1
$\begingroup$

Let $\;\;\displaystyle x=\left \lfloor\frac{\sqrt{4N+(2a+1)^2}-1}{4}\right\rfloor\bmod10^8 \;\;\text{ where}\; N,a \text{ are integers.}$

When $N$ and $a$ are sufficiently large, this expression overflows in languages like C++. However, seeing as I only need the result modulo 10^8, I am wondering if there is some manipulation I can apply here to avoid overflow.

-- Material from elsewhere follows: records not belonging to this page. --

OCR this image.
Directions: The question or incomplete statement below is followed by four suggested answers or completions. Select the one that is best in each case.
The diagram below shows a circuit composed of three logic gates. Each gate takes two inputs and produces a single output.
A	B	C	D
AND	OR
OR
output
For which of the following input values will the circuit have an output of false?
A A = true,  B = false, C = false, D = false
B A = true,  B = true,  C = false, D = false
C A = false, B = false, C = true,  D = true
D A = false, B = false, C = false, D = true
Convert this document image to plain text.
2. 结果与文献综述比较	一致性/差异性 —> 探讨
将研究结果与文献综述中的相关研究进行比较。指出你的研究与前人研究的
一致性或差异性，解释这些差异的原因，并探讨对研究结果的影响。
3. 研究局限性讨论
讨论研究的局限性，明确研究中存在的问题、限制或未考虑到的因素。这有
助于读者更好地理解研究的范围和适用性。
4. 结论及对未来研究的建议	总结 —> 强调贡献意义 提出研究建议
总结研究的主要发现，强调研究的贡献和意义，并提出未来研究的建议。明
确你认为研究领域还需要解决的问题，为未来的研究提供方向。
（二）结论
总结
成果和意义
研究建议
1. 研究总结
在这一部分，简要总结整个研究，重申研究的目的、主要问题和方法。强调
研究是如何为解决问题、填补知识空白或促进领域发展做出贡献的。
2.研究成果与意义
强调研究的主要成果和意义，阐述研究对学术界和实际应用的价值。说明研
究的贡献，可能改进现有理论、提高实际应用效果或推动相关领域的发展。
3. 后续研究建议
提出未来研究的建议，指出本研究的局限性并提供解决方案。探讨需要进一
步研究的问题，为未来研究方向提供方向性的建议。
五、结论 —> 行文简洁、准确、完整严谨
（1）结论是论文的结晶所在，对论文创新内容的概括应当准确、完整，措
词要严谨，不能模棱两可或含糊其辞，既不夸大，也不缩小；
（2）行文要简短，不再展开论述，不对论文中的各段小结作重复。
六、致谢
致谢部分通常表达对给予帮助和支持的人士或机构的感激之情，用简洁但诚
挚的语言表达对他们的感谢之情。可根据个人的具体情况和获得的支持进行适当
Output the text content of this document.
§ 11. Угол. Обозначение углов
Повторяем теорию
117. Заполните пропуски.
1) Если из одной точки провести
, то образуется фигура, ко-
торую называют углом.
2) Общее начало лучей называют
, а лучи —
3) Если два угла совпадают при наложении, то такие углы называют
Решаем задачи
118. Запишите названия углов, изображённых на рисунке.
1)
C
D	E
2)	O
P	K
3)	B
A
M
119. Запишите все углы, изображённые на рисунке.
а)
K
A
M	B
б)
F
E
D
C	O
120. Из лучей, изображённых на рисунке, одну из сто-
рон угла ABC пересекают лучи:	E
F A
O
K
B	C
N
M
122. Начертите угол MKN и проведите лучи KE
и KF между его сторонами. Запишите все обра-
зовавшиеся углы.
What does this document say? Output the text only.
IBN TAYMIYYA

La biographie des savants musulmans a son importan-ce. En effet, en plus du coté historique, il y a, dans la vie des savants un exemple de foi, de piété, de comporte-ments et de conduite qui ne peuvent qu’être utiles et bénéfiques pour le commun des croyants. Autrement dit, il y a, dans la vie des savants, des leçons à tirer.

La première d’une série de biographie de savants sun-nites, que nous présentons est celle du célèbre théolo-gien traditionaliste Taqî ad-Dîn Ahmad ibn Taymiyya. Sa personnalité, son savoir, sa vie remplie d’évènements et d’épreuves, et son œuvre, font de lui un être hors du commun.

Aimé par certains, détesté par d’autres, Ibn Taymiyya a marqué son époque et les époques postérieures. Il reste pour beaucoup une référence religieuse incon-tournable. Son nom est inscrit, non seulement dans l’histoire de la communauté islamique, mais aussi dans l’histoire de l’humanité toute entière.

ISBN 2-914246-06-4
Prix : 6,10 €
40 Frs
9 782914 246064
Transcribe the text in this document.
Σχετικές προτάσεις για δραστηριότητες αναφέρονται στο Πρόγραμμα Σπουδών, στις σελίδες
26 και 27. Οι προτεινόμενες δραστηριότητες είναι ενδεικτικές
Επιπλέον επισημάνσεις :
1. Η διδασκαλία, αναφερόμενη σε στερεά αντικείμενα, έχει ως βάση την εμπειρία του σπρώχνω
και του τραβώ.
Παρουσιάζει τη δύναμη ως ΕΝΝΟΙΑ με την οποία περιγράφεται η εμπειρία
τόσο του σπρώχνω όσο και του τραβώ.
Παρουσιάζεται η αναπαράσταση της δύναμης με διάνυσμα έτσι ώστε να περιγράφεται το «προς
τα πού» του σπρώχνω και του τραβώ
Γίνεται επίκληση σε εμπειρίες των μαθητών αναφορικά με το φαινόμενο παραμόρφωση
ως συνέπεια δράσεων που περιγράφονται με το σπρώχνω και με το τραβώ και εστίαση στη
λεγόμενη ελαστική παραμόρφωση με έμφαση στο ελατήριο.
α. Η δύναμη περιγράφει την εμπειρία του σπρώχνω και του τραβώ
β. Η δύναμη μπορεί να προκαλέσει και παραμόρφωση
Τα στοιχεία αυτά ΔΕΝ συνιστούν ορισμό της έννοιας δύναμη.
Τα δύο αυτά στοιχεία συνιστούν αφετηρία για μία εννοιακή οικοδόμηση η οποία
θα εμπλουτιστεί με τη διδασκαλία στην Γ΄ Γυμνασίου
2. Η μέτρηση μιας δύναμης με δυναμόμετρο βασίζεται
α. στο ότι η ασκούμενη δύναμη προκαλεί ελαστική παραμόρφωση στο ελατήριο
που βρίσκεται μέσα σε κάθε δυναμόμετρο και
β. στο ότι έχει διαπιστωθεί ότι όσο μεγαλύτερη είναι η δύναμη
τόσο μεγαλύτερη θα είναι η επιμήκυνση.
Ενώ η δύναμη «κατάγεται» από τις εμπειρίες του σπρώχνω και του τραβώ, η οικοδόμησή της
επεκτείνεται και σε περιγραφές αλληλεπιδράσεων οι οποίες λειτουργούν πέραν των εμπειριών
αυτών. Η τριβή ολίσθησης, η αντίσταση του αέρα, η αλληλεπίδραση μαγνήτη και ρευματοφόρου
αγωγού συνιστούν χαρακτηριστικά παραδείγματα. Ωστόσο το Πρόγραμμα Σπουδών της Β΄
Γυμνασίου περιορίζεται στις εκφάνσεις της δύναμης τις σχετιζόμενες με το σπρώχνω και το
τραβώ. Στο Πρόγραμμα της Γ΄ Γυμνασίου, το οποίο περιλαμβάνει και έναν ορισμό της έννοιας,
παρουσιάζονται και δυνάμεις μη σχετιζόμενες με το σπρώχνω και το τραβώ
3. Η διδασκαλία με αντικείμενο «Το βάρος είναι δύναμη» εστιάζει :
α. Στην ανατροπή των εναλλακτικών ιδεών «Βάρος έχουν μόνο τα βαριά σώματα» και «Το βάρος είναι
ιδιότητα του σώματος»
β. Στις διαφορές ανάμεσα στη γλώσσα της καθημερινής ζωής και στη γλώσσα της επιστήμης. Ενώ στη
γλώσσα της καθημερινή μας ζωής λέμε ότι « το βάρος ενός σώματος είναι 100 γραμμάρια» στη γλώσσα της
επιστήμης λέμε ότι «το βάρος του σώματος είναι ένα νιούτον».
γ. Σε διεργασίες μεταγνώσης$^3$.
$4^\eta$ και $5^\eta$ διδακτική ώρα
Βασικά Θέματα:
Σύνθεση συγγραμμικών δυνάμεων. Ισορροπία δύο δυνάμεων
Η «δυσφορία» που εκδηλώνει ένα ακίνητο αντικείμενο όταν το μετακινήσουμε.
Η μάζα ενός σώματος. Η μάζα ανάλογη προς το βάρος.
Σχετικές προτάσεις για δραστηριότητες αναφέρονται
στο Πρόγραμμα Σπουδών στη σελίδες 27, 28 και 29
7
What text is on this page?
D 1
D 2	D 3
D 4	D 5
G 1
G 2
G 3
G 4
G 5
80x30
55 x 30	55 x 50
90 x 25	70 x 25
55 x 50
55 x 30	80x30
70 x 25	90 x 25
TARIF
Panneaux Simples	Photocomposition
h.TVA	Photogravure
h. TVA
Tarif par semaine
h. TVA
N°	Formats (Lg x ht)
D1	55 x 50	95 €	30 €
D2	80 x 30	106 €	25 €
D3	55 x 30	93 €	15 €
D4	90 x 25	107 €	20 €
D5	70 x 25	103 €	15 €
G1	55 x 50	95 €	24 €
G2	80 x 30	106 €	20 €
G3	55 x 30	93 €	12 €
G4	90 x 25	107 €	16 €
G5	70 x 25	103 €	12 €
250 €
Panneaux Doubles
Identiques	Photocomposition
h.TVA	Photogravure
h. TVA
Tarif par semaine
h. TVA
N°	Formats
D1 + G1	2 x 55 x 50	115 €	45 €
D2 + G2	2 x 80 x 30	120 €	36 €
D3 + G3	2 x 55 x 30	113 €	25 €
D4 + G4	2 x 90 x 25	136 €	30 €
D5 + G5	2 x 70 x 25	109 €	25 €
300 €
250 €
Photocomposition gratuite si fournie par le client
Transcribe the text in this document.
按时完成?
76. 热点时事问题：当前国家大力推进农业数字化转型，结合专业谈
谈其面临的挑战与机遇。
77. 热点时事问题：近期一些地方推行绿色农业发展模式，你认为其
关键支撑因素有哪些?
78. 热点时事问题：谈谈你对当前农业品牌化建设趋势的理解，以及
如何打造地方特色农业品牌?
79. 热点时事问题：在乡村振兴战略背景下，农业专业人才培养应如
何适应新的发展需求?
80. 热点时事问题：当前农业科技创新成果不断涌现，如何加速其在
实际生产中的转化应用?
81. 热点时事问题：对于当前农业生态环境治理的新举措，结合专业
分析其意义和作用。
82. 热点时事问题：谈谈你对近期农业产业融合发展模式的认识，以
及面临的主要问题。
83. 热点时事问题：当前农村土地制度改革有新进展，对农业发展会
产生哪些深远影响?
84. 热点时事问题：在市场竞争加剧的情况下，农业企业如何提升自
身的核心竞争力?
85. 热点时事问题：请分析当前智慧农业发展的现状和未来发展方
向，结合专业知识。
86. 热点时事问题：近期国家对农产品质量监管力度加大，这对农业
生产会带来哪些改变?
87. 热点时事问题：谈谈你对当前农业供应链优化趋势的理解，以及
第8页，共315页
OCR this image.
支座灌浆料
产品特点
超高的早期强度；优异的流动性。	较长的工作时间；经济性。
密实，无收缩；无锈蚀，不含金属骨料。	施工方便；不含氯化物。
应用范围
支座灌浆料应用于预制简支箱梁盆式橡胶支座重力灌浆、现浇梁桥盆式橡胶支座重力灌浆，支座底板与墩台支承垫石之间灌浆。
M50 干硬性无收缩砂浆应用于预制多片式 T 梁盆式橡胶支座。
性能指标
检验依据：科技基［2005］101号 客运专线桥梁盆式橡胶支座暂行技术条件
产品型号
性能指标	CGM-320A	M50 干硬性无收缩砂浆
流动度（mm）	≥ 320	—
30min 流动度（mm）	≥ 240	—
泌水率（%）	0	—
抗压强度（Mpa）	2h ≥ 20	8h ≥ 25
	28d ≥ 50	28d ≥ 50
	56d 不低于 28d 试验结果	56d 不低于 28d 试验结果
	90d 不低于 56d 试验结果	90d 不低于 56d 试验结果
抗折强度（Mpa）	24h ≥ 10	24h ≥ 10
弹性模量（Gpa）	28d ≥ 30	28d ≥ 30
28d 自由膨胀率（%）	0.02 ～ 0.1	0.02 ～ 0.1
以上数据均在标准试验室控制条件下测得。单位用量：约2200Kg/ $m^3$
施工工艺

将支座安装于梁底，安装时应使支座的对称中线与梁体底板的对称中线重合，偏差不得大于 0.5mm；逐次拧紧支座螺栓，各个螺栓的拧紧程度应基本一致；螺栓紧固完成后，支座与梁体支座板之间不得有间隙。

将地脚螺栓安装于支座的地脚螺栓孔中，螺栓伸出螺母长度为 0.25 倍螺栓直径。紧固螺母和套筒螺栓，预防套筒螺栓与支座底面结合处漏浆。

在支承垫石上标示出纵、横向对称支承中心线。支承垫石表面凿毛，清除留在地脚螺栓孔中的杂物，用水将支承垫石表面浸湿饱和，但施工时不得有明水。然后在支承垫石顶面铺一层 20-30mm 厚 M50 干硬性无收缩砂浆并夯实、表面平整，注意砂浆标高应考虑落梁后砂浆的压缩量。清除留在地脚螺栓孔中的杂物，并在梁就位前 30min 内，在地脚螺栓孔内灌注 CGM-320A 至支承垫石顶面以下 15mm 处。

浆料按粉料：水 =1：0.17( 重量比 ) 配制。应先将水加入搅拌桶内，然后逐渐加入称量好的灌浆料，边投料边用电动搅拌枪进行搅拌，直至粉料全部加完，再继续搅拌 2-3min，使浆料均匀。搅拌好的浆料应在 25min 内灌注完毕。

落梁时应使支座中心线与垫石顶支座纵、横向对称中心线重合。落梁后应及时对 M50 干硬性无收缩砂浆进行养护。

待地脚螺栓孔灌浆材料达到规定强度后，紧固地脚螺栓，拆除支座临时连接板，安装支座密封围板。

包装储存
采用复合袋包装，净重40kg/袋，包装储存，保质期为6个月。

Mainly, $(2a+1)^2$ overflows when $a$ is large. However I can't just apply the modulus to each part and then go about my day because the overall answer is wrong.

  • 0
    Is it even possible?2012-11-27
  • 1
    I'm not sure that it is possible, I'm just sure that there's a spare parenthesis in your expression ;)2012-11-27
  • 0
    @tohecz Not anymore! :D I am wondering if there is a way to simplify sqrt(4N+(2a+1)^2) in some way (completing the square?) so that I don't have to ultimately figure out the square of a (which overflows).2012-11-27
  • 0
    do $a$ and $N$ themselves fit into the C++ limitations on integers?2012-11-27
  • 0
    @DanShved Long longs I believe. At their maximum value, $a$ and $N$ are both equal to exactly 10^122012-11-27
  • 0
    if $N$ is much smaller than $a$, your square root is approximately equal to just $2a+1$.2012-11-27
  • 0
    @akkkk Unfortunately N is always 10^12 for my purposes. But $a$ can range from 1 clear up to 10^122012-11-27
  • 0
    @akkkk, you don't need $N$ to be much smaller than $2a+1$; you just need it to be much smaller than $(2a+1)^2$. KaliMa, is this always the case? Is there, say, a fixed small integer $M$ such that $N$ is always less than $Ma$? If so, then let me know, and I will post a solution.2012-11-27
  • 0
    Scrub that -- Dan Shved already posted the solution :-)2012-11-27
  • 0
    You could consider (temporarily) using arbitrary precision arithmetic (e.g. in C++ `mpz_class` in [GMP](http://gmplib.org/) is very easy to use), or [128-bit integers](http://gcc.gnu.org/onlinedocs/gcc/_005f_005fint128.html) (although, you'd need to be careful about rounding error here).2012-11-27
  • 0
    @DouglasS.Stones I have GMP and it resolves the issue, but I couldn't get the ceil() function working (for a different part of the routine) at all so I gave up.2012-11-27

1 Answers 1

5

OK, if both $a$ and $N$ don't exceed $10^{12}$, then $x$ also doesn't exceed $10^{12}$. Therefore, there's a high chance that you'll be able to get the exact value just by doing calculations in double (which produces relative errors of about $10^{-17}$ since it has 51 binary digits) and then casting to long long in the end.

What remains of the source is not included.